Eleanor Smeal was invited, then disinvited, then re-invited, to speak at the Catholic University of America. Ms. Smeal is an advocate of abortion on demand and generally in favor of things inimical to Catholic belief and practice. The Smeal matter became something of a media event when some students objected to the invitation; they were promptly labeled enemies of free speech in the letters column of the Washington Post.
More recently, at St. Mary’s College in Notre Dame, Indiana, it was announced that as part of a series on sexuality the girls would be told all about various methods of contraception. It is, of course, unequivocally Catholic doctrine that the use of artificial contraceptives is a serious sin.
Father Byron, President of the Catholic University, has been vocal in his comments on Cardinal Baum’s recent schema on Catholic education, announcing solemnly that there must be no external control of Catholic universities. But of course the question is whether there is any internal control, direction, guidance — call it what you will. Someone who sees that the Catholic character of such places is acknowledged and preserved.
There are doubtless members of the faculty at Father Byron’s university who openly teach the opposite of Catholic moral doctrine. At least one Catholic theologian at Marquette thinks abortion is sometimes okay. As for contraception, it would almost be a question of finding any moral theologian, at any Catholic university or college anywhere in the United States, who teaches and defends the Catholic position.
Universities are places where anything can be discussed. This justification is often given for the sort of incident with which I began. No doubt anti-semitism and the holocaust are discussed at Yeshiva and Brandeis. But discussion is one thing, advocacy is another. Ms. Smeal recently spoke at Notre Dame Law School, under the auspices of the Thomas White Center, and there was a good discussion afterward. It is easy to make a case for that sort of thing. This is not to say that an advocate of anything whatever has a right to speak on any university campus, or that universities have obligations to provide forums for just anyone. Secular universities may have a hard time deciding where the line is to be drawn, but Catholic universities and colleges should both know where to draw the line and draw it.
What one worries about in Father Byron’s reaction to Cardinal Baum is the seeming suggestion that Catholic universities must conform to the secular model. It is sometimes asked, by Catholics, whether a university can be at once great and Catholic. Given the history of universities, the question is an odd one. Unless, that is, what is really meant by “great” is secular. And then the answer to the question is surely no.

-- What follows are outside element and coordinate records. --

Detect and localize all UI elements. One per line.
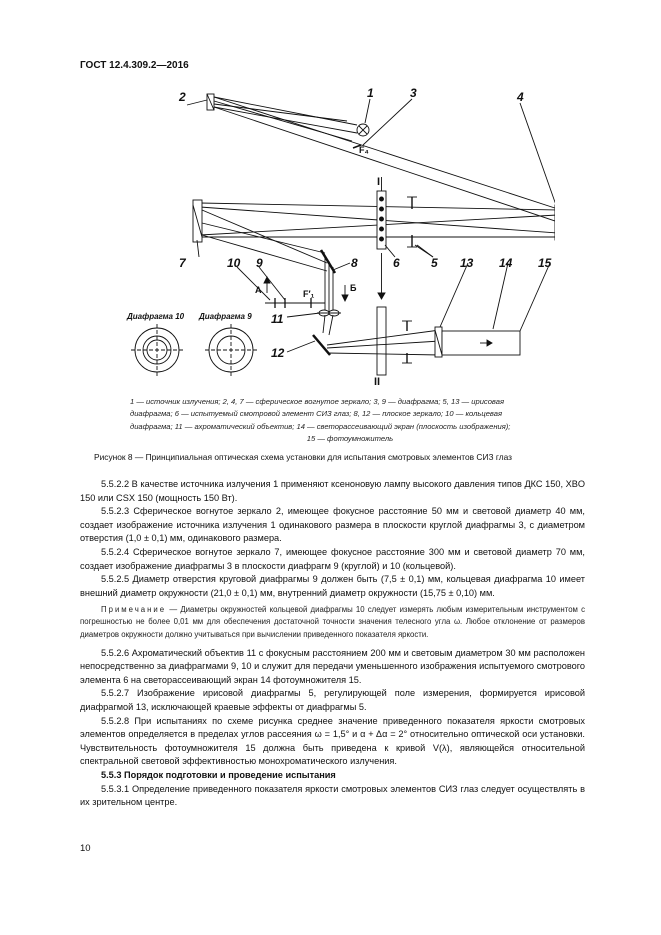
paragraph-5-5-2-6: 5.5.2.6 Ахроматический объектив 11 с фокусным расстоянием 200 мм и световым диаметром 30 мм расположен непосредственно за диафрагмами 9, 10 и служит для передачи уменьшенного изображения испытуемого смотрового элемента 6 на светорассеивающий экран 14 фотоумножителя 15.	[80, 647, 585, 685]
section-heading-5-5-3: 5.5.3 Порядок подготовки и проведение испытания	[101, 769, 336, 780]
label-9: 9	[256, 256, 263, 270]
label-11: 11	[271, 312, 284, 326]
document-header: ГОСТ 12.4.309.2—2016	[80, 60, 189, 71]
mirror-7	[193, 200, 202, 242]
document-body	[80, 478, 585, 810]
page-number: 10	[80, 843, 91, 854]
figure-caption: Рисунок 8 — Принципиальная оптическая схема установки для испытания смотровых элементов СИЗ глаз	[94, 452, 513, 462]
figure-legend	[130, 396, 570, 445]
label-10: 10	[227, 256, 241, 270]
iris-diaphragm-5	[407, 197, 433, 257]
photomultiplier-15	[442, 331, 520, 355]
label-6: 6	[393, 256, 400, 270]
optical-scheme-figure	[115, 85, 555, 395]
legend-line: 1 — источник излучения; 2, 4, 7 — сферическое вогнутое зеркало; 3, 9 — диафрагма; 5, 13 — ирисовая	[130, 397, 505, 406]
test-element-6	[377, 177, 386, 299]
paragraph-5-5-2-8: 5.5.2.8 При испытаниях по схеме рисунка среднее значение приведенного показателя яркости смотровых элементов определяется в пределах углов рассеяния ω = 1,5° и α + Δα = 2° относительно оптической оси установки. Чувствительность фотоумножителя 15 должна быть приведена к кривой V(λ), являющейся относительной спектральной световой эффективностью монохроматического излучения.	[80, 715, 585, 767]
label-14: 14	[499, 256, 513, 270]
label-8: 8	[351, 256, 358, 270]
radiation-source-1	[357, 124, 369, 136]
label-5: 5	[431, 256, 438, 270]
paragraph-5-5-2-7: 5.5.2.7 Изображение ирисовой диафрагмы 5, регулирующей поле измерения, формируется ирисовой диафрагмой 13, исключающей краевые эффекты от диафрагмы 5.	[80, 688, 585, 712]
paragraph-5-5-2-3: 5.5.2.3 Сферическое вогнутое зеркало 2, имеющее фокусное расстояние 50 мм и световой диаметр 40 мм, создает изображение источника излучения 1 одинакового размера в плоскости круглой диафрагмы 3, с диаметром отверстия (1,0 ± 0,1) мм, одинакового размера.	[80, 506, 585, 544]
diaphragm-10-drawing	[131, 324, 183, 376]
label-4: 4	[517, 90, 524, 104]
label-roman-1: I	[377, 176, 381, 188]
diaphragm-10-title: Диафрагма 10	[127, 312, 185, 321]
label-7: 7	[179, 256, 186, 270]
mirror-2	[207, 94, 214, 110]
paragraph-5-5-3-1: 5.5.3.1 Определение приведенного показателя яркости смотровых элементов СИЗ глаз следует осуществлять в их зрительном центре.	[80, 783, 585, 808]
note-text: — Диаметры окружностей кольцевой диафрагмы 10 следует измерять любым измерительным инструментом с погрешностью не более 0,01 мм для обеспечения достаточной точности значения телесного угла ω. Любое отклонение от размеров диаметров окружности должно учитываться при вычислении приведенного показателя яркости.	[80, 605, 585, 639]
label-12: 12	[271, 346, 285, 360]
legend-line: диафрагма; 11 — ахроматический объектив; 14 — светорассеивающий экран (плоскость изображения);	[130, 421, 511, 431]
legend-line: 15 — фотоумножитель	[306, 433, 394, 443]
legend-line: диафрагма; 6 — испытуемый смотровой элемент СИЗ глаз; 8, 12 — плоское зеркало; 10 — кольцевая	[130, 409, 503, 419]
scattering-screen-14	[435, 327, 442, 357]
label-roman-2: II	[374, 376, 381, 388]
note	[80, 604, 585, 640]
note-label: Примечание	[101, 605, 167, 615]
paragraph-5-5-2-4: 5.5.2.4 Сферическое вогнутое зеркало 7, имеющее фокусное расстояние 300 мм и световой диаметр 70 мм, создает изображение диафрагмы 3 в плоскости диафрагм 9 (круглой) и 10 (кольцевой).	[80, 546, 585, 571]
label-f4: F₄	[359, 145, 369, 155]
label-b: Б	[350, 283, 357, 293]
iris-diaphragm-13	[402, 321, 412, 363]
label-f1-prime: F′₁	[303, 289, 315, 299]
label-3: 3	[410, 86, 417, 100]
paragraph-5-5-2-2: 5.5.2.2 В качестве источника излучения 1 применяют ксеноновую лампу высокого давления типов ДКС 150, XBO 150 или CSX 150 (мощность 150 Вт).	[80, 479, 585, 503]
label-13: 13	[460, 256, 474, 270]
label-1: 1	[367, 86, 374, 100]
label-2: 2	[179, 90, 186, 104]
paragraph-5-5-2-5: 5.5.2.5 Диаметр отверстия круговой диафрагмы 9 должен быть (7,5 ± 0,1) мм, кольцевая диафрагма 10 имеет внешний диаметр окружности (21,0 ± 0,1) мм, внутренний диаметр окружности (15,75 ± 0,10) мм.	[80, 574, 585, 598]
diaphragm-9-title: Диафрагма 9	[199, 312, 252, 321]
diaphragm-9-drawing	[205, 324, 257, 376]
label-a: А	[255, 285, 262, 295]
label-15: 15	[538, 256, 552, 270]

The time of the great presidents of Catholic universities is almost over now. It will end next year when Father Hesburgh retires at Notre Dame. I find it difficult to share the fear of those who speak of external control of Catholic universities, if by this is meant that the local bishop will become a factor. How many bishops do you know who are likely to do that? Given the presidents and bishops we have, the prospect is for no control — internal or external.
Unless we say our prayers and God is merciful there will be no colleges or universities worthy of the name Catholic before many years have passed.
Except for the new ones, like Thomas Aquinas, Thomas More, Christendom. God is merciful after all.